Como puede verse, los soldados norteamericanos hacen su trabajo: salvar vidas exponiendo la propia. La ONU también hace el suyo: pedir dinero y organizar conferencias.
 
Pero en la ajetreada vida de una organización internacional como la ONU, no todo es preparar reuniones de alto nivel o contar dinero.
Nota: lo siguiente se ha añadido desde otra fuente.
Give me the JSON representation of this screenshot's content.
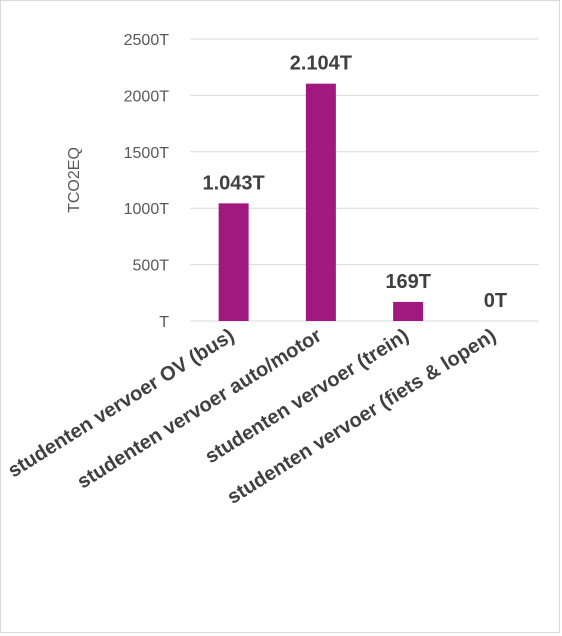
{
  "chart_data": {
    "type": "bar",
    "ylabel": "TCO2EQ",
    "ylim": [
      0,
      2500
    ],
    "yticks": [
      0,
      500,
      1000,
      1500,
      2000,
      2500
    ],
    "ytick_labels": [
      "T",
      "500T",
      "1000T",
      "1500T",
      "2000T",
      "2500T"
    ],
    "categories": [
      "studenten vervoer OV (bus)",
      "studenten vervoer auto/motor",
      "studenten vervoer (trein)",
      "studenten vervoer (fiets & lopen)"
    ],
    "values": [
      1043,
      2104,
      169,
      0
    ],
    "data_labels": [
      "1.043T",
      "2.104T",
      "169T",
      "0T"
    ],
    "bar_color": "#A0197F",
    "grid": true,
    "legend": "none"
  }
}
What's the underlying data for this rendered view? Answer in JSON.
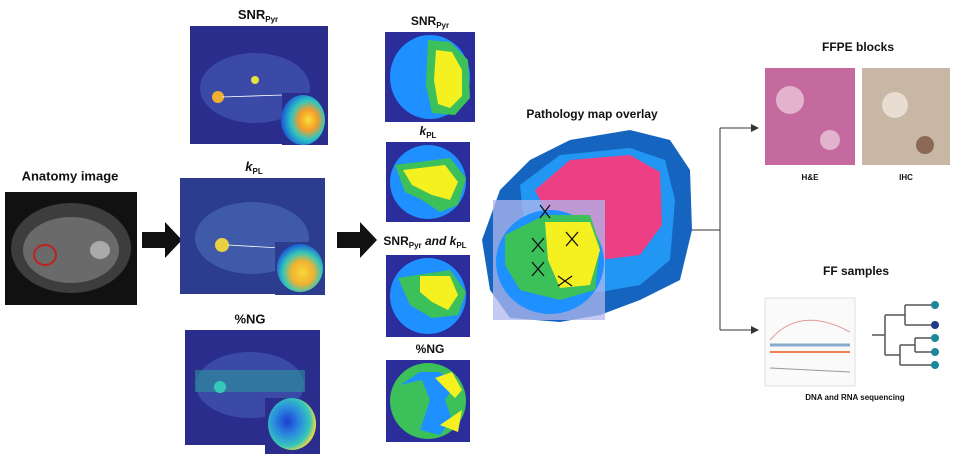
{
  "anatomy": {
    "title": "Anatomy image"
  },
  "maps": [
    {
      "main": "SNR",
      "sub": "Pyr"
    },
    {
      "main": "k",
      "sub": "PL"
    },
    {
      "main": "%NG"
    }
  ],
  "segmentations": [
    {
      "main": "SNR",
      "sub": "Pyr"
    },
    {
      "main": "k",
      "sub": "PL"
    },
    {
      "main": "SNR",
      "sub": "Pyr",
      "joiner": " and k",
      "sub2": "PL"
    },
    {
      "main": "%NG"
    }
  ],
  "overlay": {
    "title": "Pathology map overlay"
  },
  "ffpe": {
    "title": "FFPE blocks",
    "stains": [
      "H&E",
      "IHC"
    ]
  },
  "ff": {
    "title": "FF samples",
    "caption": "DNA and RNA sequencing"
  }
}
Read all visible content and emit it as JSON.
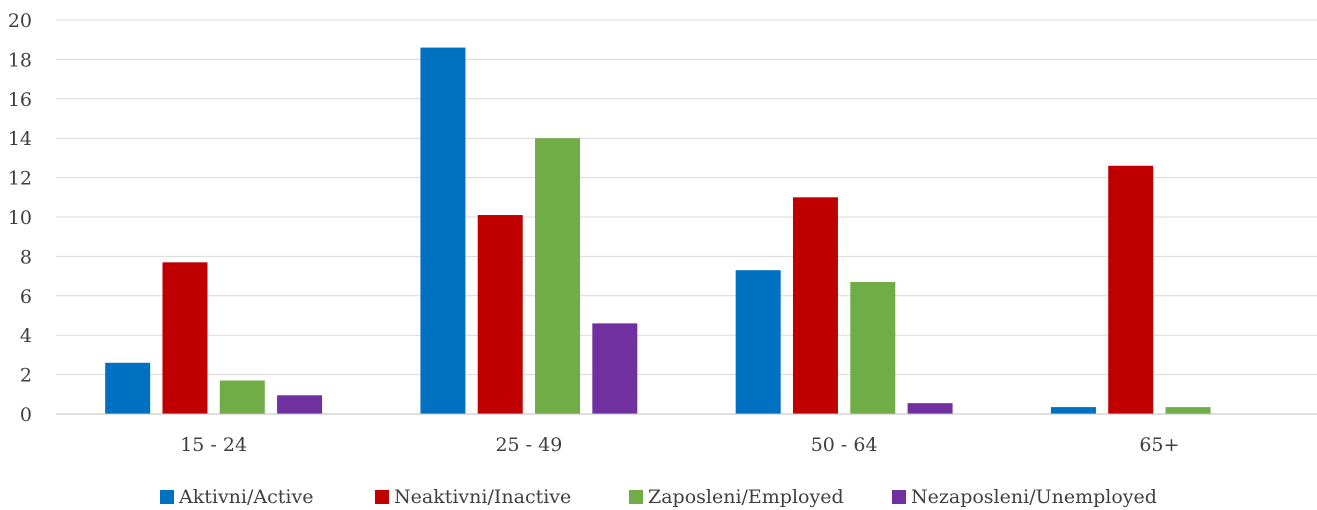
{
  "chart_data": {
    "type": "bar",
    "categories": [
      "15 - 24",
      "25 - 49",
      "50 - 64",
      "65+"
    ],
    "series": [
      {
        "name": "Aktivni/Active",
        "color": "#0070C0",
        "values": [
          2.6,
          18.6,
          7.3,
          0.35
        ]
      },
      {
        "name": "Neaktivni/Inactive",
        "color": "#C00000",
        "values": [
          7.7,
          10.1,
          11.0,
          12.6
        ]
      },
      {
        "name": "Zaposleni/Employed",
        "color": "#70AD47",
        "values": [
          1.7,
          14.0,
          6.7,
          0.35
        ]
      },
      {
        "name": "Nezaposleni/Unemployed",
        "color": "#7030A0",
        "values": [
          0.95,
          4.6,
          0.55,
          0
        ]
      }
    ],
    "yticks": [
      "0",
      "2",
      "4",
      "6",
      "8",
      "10",
      "12",
      "14",
      "16",
      "18",
      "20"
    ],
    "ylim": [
      0,
      20
    ],
    "grid": true,
    "legend": "bottom"
  }
}
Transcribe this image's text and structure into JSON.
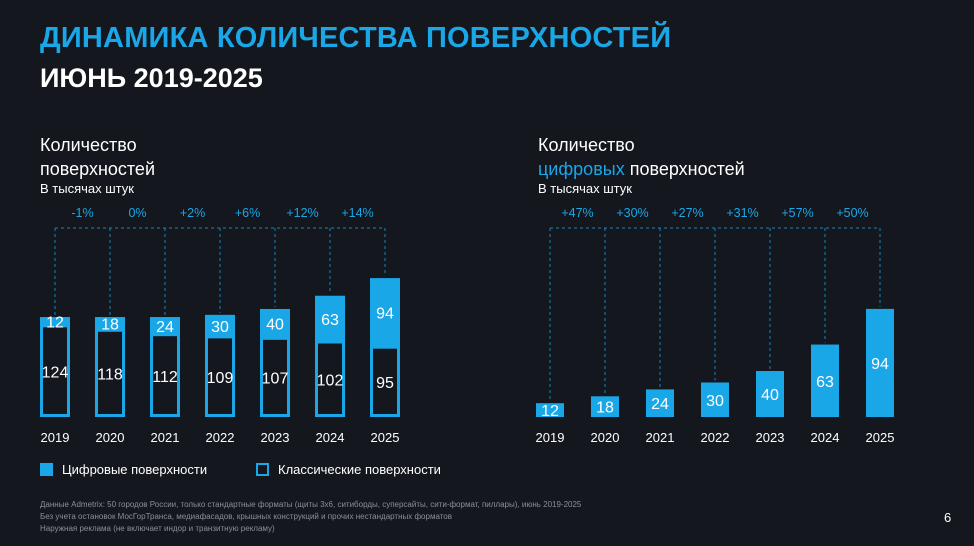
{
  "title": {
    "line1": "ДИНАМИКА КОЛИЧЕСТВА ПОВЕРХНОСТЕЙ",
    "line2": "ИЮНЬ 2019-2025"
  },
  "chart_left": {
    "heading1": "Количество",
    "heading2": "поверхностей",
    "unit": "В тысячах штук"
  },
  "chart_right": {
    "heading1": "Количество",
    "heading2_accent": "цифровых",
    "heading2_rest": " поверхностей",
    "unit": "В тысячах штук"
  },
  "legend": {
    "digital": "Цифровые поверхности",
    "classic": "Классические поверхности"
  },
  "footnote": [
    "Данные Admetrix: 50 городов России, только стандартные форматы (щиты 3х6, ситиборды, суперсайты, сити-формат, пиллары), июнь 2019-2025",
    "Без учета остановок МосГорТранса, медиафасадов, крышных конструкций и прочих нестандартных форматов",
    "Наружная реклама (не включает индор и транзитную рекламу)"
  ],
  "page_number": "6",
  "colors": {
    "accent": "#1aa7e8",
    "background": "#14171e",
    "dashed": "#1f7fb0"
  },
  "chart_data": [
    {
      "type": "bar",
      "stacked": true,
      "categories": [
        "2019",
        "2020",
        "2021",
        "2022",
        "2023",
        "2024",
        "2025"
      ],
      "series": [
        {
          "name": "Классические поверхности",
          "values": [
            124,
            118,
            112,
            109,
            107,
            102,
            95
          ]
        },
        {
          "name": "Цифровые поверхности",
          "values": [
            12,
            18,
            24,
            30,
            40,
            63,
            94
          ]
        }
      ],
      "annotations": [
        "-1%",
        "0%",
        "+2%",
        "+6%",
        "+12%",
        "+14%"
      ]
    },
    {
      "type": "bar",
      "categories": [
        "2019",
        "2020",
        "2021",
        "2022",
        "2023",
        "2024",
        "2025"
      ],
      "series": [
        {
          "name": "Цифровые поверхности",
          "values": [
            12,
            18,
            24,
            30,
            40,
            63,
            94
          ]
        }
      ],
      "annotations": [
        "+47%",
        "+30%",
        "+27%",
        "+31%",
        "+57%",
        "+50%"
      ]
    }
  ]
}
También hay momentos en los que hay que trabajar sobre el terreno, como ocurre en Afganistán, donde se denuncia que «sólo el 16% de los 4.500 millones de dólares obtenidos en la conferencia de Tokyo han ido al gobierno. El resto ha acabado en manos de las ONG’s, un término usado para referirse al staff de la ONU y las organizaciones de ayuda que invierten su tiempo en hacer compras de televisores de pantalla plana y ordenadores portátiles en el Centro Sony de Kabul. La mayor parte de los dueños del resto de las tiendas sólo les ven de refilón cuando pasan delante de sus tiendas en los todoterreno Toyota de 75.000 dólares, la mayor parte propiedad de la ONU –de ahí que se les conozca en la zona como los talibanes del Toyota–, que utilizan para ir de la oficina al restaurante y de ahí al hotel. Hay una piscina en el recinto principal de la ONU, donde las fiestas y barbacoas son habituales. El recuerdo de una fiesta celebrada el pasado mes de noviembre por los responsables de la ONU, en la que una pipa de opio pasó de mano en mano, permanece todavía fresco. Si el aburrimiento aprieta, los cooperantes pueden también practicar Tai Chi o tomar lecciones de Tango argentino». Sin comentarios.
 
Pero no es sólo que la organización dirigida por el papá de Kojo Anan sea un sumidero de fondos que difícilmente cumple su objetivo humanitario –lo que ya es motivo suficiente para mantener una higiénica distancia–, sino que la ONU se ha convertido en una amenaza para los países que quedan bajo su supervisión. Las crisis del Congo, Ruanda, Srebrenica o Sudán, por poner sólo ejemplos recientes, no han hecho sino agravarse con la presencia del personal de la ONU, pues con esa coartada moral, los regímenes dominantes han seguido perpetrando sus crímenes ante la mirada inoperante de unas tropas pacificadoras que, en realidad, no son ni lo uno ni lo otro. Si a esto se le añade que las reconvenciones de la ONU suelen favorecer a los Estados terroristas, a regímenes totalitarios antioccidentales y a ciertas bandas de desalmados que se benefician del status de «país miembro», sería ya hora de recordar que la pseudofilantrópica secta de funcionarios instalada en Nueva York –acaso para insultar más eficazmente a su anfitrión–, debe también acusar recibo del fin de la Guerra fría, condenar el totalitarismo comunista, inaugurar la glasnot (transparencia), ejecutar la perestroika y, finalmente, disolverse.
 
Mas, llegados a este extremo, la pregunta más pertinente es si un organismo con un nivel de corrupción sólo equiparable al socialismo mediterráneo de la tríada Papandreu-Craxi-González, puede seguir impartiendo clases obligatorias de moral política. En caso negativo, otra cuestión interesante será conocer cuanto tiempo más soportarán los Estados Unidos en su territorio este conciliábulo permanente, dominado por cleptócratas  procedentes del tercer mundo, cuya hostilidad hacia el país que les aloja y financia hace tiempo superó el límite de lo tolerable.